Help an old dog learn new tricks - define "shallot"

So, I’m trying to find a decent, easy, no-fail crock pot recipe to test out. I’m not much of a cook, but I can follow a recipe. I just don’t have the TIME to cook. Which is where the crock pot comes in. Fire it up when I leave for work in the morning, and come home to a ready-to-eat meal.

Last week’s attempt was 40-clove garlic chicken. I’ve had similarly-named entrees in restaurants, and LOVED them, but I didn’t have to live with the aroma for a week. And why did the house smell of cooked cabbage more than garlic? Answer me that! I don’t think cabbage has ever been in my house, at least not as long as I’ve lived in it.

Now to today’s question. I’ve found several poultry recipes in an old Sunset Crockery Cook Book, and many call for “shallots.” Wikipedia provides a much-more-than-required-definition, but also states that it is sometimes shallots are confused with “scallions.” I don’t think I’ve ever seen a shallot, but I can identify green onions. Could my circa 1992 cook book actually mean scallions? Would using scallions over shallots have much of an impact? If it were up to me, I’d leave out onions all together, but Mr. H. likes them and I wouldn’t want to mess up the meal for him just because of my repulsion to onions.

Any shallot experts out there?

A shallot is a mild-flavored onion-like plant where the “bulb”, rather than being a single layered unit like a normal onion, is comprised of cloves like garlic. In short, shaped like garlic, tastes like onion.

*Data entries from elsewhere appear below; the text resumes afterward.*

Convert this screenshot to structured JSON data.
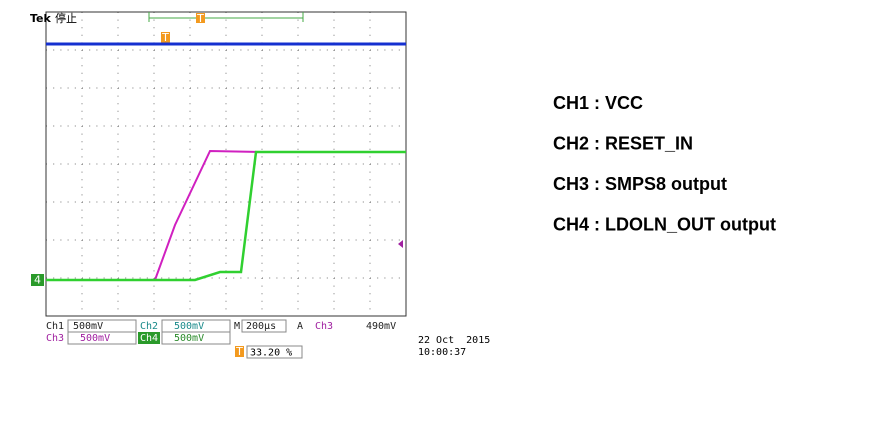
{
  "header": {
    "brand": "Tek",
    "state": "停止"
  },
  "markers": {
    "trigger_position": "T",
    "trigger_level": "T",
    "channel4": "4",
    "delay": "T"
  },
  "status_bar": {
    "row1": [
      "Ch1",
      "500mV",
      "Ch2",
      "500mV",
      "M",
      "200µs",
      "A",
      "Ch3",
      "490mV"
    ],
    "row2": [
      "Ch3",
      "500mV",
      "Ch4",
      "500mV"
    ],
    "delay": "33.20 %"
  },
  "timestamp": {
    "date": "22 Oct  2015",
    "time": "10:00:37"
  },
  "legend": [
    "CH1 : VCC",
    "CH2 : RESET_IN",
    "CH3 : SMPS8 output",
    "CH4 : LDOLN_OUT output"
  ]
}
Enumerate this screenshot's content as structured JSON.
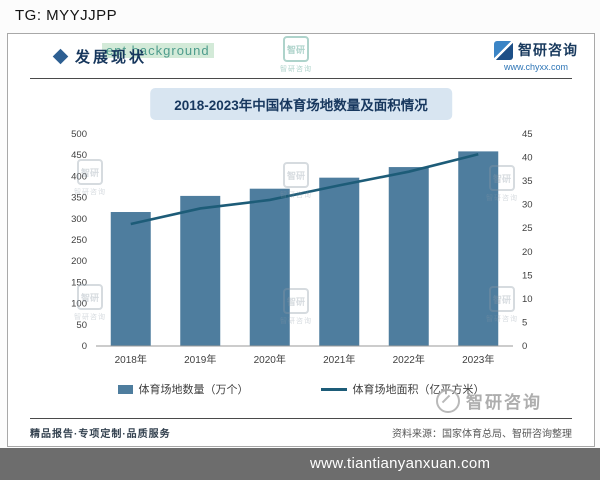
{
  "watermarks": {
    "tg": "TG: MYYJJPP",
    "header_bg": "ent background",
    "logo_text": "智研",
    "logo_caption": "智研咨询"
  },
  "header": {
    "section_title": "发展现状"
  },
  "brand": {
    "name": "智研咨询",
    "url": "www.chyxx.com"
  },
  "chart_data": {
    "type": "bar",
    "subtype": "bar+line combo",
    "title": "2018-2023年中国体育场地数量及面积情况",
    "categories": [
      "2018年",
      "2019年",
      "2020年",
      "2021年",
      "2022年",
      "2023年"
    ],
    "series": [
      {
        "name": "体育场地数量（万个）",
        "type": "bar",
        "axis": "left",
        "values": [
          316,
          354,
          371,
          397,
          422,
          459
        ]
      },
      {
        "name": "体育场地面积（亿平方米）",
        "type": "line",
        "axis": "right",
        "values": [
          25.9,
          29.2,
          31,
          34.1,
          37,
          40.7
        ]
      }
    ],
    "left_axis": {
      "min": 0,
      "max": 500,
      "step": 50
    },
    "right_axis": {
      "min": 0,
      "max": 45,
      "step": 5
    },
    "grid": false,
    "legend_position": "bottom",
    "bar_color": "#4e7d9e",
    "line_color": "#1d5c78"
  },
  "footer": {
    "tagline": "精品报告·专项定制·品质服务",
    "source": "资料来源：国家体育总局、智研咨询整理",
    "gray_logo": "智研咨询",
    "url_bar": "www.tiantianyanxuan.com"
  }
}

Scallions, of course, are green onions – and we’ve recently had some that had a definite bulb rather than the cylindrical white section normal to scallions/green onions. But, note this from Wikipedia:

Presuming you’re from the US, it looks to me like scallions = green onions and shallots = multiplier onions" (i.e., with garlic-like cloves within the corm or whatever it is). In Australia, though, it looks like either plant might be what the writer meant by “shallot” – presumably the effect of Australian beer on the cookbook author! :wink:

A shallot is in the allium family, which means its related to onions and garlic. But a scallion is not a particularly good substitute. A shallot tastes halfway between onion and garlic, and looks like an oversized clove (or cluster of cloves) of garlic in a brown skin.

A finely minced shallot will all but disappear into what you are cooking. They are the best way to get oniony flavor into a sauce that you don’t want any chunks in. I’ve never come across any recipe that seems to confuse shallots and scallions.

I’ve got some shallot salt, and it is wonderfull.

In Oz-tralia, shallots are exactly the same thing as ‘spring onions’. The names are interchangeable, much like ‘courgette’ and ‘zucchini’.

Perhaps this helps. Perhaps not.

Are you sure? I think of them as completely different things.

Which part of Oz are you?

Originally South Australia, but I’ve just migrated to Tassie.
If it turns out I’m wrong about the spring onions thing*, it’ll still be hilarious to have been corrected in a cooking thread by someone with the username TastesLikeBurning. :smiley:

*but I’m pretty sure.

Maybe it’s just a location specific thing, but doing a quick google image search brings up the following;

Spring Onion

vs

Shallot

The majority of images for both searches confirms what I think of both of them as looking like, but it also shows a couple of images here and there to back up what you’re saying. Maybe we’re just weird over here.

It’s where the Lady comes from.

Tis’ true–In the past, '50’s-80’s in America, some cookbooks used green onions, spring onions, scallions, and shallots interchangeably which led to some misunderstandings. But when I refer to a shallot, I am referring to the dried, onion like, sweet, garlic, bulb, that is without the green stem. The true shallot… as it has been recently popularized (last 20 years) in America. The shallot as green onion is colloquial Midwest, however. About the only thing that I might feel comfortable calling a shallot per American parlance are “ramps”, from my culinary perspective.

Use the specified amount, replacing 2/3 with scallions and 1/3 with garlic and it’ll work just fine. Or just use the 2/3 scallions, if the amount in the recipe is small: shallots are generally milder.

Shallots are kept separate from the regular onions in the grocery stores I’ve been to.
I use them to make crab/imitation crab salad.

The difference for me, personally, between scallions and shallots is several hours of extremely smelly gas. Shallots are the only allium that don’t give me teh evil farts the next day, so my wonderful house-husband, who does 95% of the cooking around here, uses them as much as possible.

If you generally dislike onions, you may find that shallots are an exception, since they are a little different. Or you may find that you can’t tell the difference.

Shallots keep much longer than scallions, by the way, as the former is all root, whereas the latter is mostly leaf.

In the first illustration on this page, the smallest item is a shallot. (In my area, they tend to be more purple than brown.) Scroll down the page for another illustration plus a definition:

Even though it says the white part of a scallion is an acceptable sub, I don’t think I’d ever do that; I’d just use regular onion, very finely minced.

The first illustration on this page shows a scallion/green onion.